Department of Civil and Systems Engineering, Johns Hopkins University, Baltimore, MD, 21212, USA.
Department of Civil and Coastal Engineering, University of Florida, Gainesville, FL, 32611, USA.
Sci Rep. 2023 May 24;13(1):8402. doi: 10.1038/s41598-023-35257-7.
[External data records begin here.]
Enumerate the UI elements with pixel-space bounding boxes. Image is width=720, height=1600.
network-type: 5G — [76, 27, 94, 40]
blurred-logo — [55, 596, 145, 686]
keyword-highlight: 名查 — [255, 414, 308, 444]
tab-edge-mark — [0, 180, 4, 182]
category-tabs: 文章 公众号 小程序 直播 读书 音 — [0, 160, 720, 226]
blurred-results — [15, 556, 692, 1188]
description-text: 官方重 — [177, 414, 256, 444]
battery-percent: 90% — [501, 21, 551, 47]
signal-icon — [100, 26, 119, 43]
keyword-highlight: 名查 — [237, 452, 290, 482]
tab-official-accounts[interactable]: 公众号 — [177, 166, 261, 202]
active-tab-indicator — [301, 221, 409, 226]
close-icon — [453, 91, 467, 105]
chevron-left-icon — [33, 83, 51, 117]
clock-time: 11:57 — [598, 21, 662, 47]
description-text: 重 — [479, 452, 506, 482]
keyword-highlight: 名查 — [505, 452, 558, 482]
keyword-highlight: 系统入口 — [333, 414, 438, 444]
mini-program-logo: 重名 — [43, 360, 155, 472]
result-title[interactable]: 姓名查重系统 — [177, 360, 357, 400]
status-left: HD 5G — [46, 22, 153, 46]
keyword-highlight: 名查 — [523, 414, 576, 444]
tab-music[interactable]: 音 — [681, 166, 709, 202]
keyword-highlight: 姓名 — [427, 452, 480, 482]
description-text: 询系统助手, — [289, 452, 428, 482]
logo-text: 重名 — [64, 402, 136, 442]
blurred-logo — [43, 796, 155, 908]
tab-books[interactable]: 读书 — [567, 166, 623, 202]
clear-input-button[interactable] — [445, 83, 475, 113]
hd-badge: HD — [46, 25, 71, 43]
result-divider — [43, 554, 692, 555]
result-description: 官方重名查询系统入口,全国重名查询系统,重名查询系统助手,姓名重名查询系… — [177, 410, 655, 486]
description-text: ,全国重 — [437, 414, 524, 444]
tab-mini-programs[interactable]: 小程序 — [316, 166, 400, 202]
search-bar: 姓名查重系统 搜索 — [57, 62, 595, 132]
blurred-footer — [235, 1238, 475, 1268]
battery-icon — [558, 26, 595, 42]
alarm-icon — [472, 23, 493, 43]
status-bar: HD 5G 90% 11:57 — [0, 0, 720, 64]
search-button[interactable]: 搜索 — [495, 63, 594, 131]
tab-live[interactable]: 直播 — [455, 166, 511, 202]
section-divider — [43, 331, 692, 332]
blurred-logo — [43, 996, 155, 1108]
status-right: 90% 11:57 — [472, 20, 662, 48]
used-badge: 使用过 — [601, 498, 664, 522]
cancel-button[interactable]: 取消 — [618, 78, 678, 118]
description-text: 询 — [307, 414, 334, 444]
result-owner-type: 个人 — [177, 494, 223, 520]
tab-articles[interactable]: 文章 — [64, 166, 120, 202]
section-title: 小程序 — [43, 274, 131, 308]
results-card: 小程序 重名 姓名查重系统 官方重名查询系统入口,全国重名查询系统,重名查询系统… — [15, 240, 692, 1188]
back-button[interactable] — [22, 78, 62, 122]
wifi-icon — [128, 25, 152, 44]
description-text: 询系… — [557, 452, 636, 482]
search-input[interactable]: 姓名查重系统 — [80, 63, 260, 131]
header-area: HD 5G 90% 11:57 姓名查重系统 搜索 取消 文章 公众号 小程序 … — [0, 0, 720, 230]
Active machine learning is widely used in computational studies where repeated numerical simulations can be conducted on high performance computers without human intervention. But translation of these active learning methods to physical systems has proven more difficult and the accelerated pace of discoveries aided by these methods remains as yet unrealized. Through the presentation of a general active learning framework and its application to large-scale boundary layer wind tunnel experiments, we demonstrate that the active learning framework used so successfully in computational studies is directly applicable to the investigation of physical experimental systems and the corresponding improvements in the rate of discovery can be transformative. We specifically show that, for our wind tunnel experiments, we are able to achieve in approximately 300 experiments a learning objective that would be impossible using traditional methods.
主动学习在计算研究中得到了广泛应用,在这些研究中,可以在高性能计算机上对数值模拟进行重复,而无需人工干预。但是,将这些主动学习方法转换为物理系统已被证明更加困难,并且这些方法所加速的发现速度仍未实现。通过介绍一个通用的主动学习框架及其在大规模边界层风洞实验中的应用,我们证明了在计算研究中如此成功使用的主动学习框架可直接应用于物理实验系统的研究,并且发现速度的相应提高可以带来变革。我们特别表明,对于我们的风洞实验,我们能够在大约 300 次实验中实现使用传统方法不可能实现的学习目标。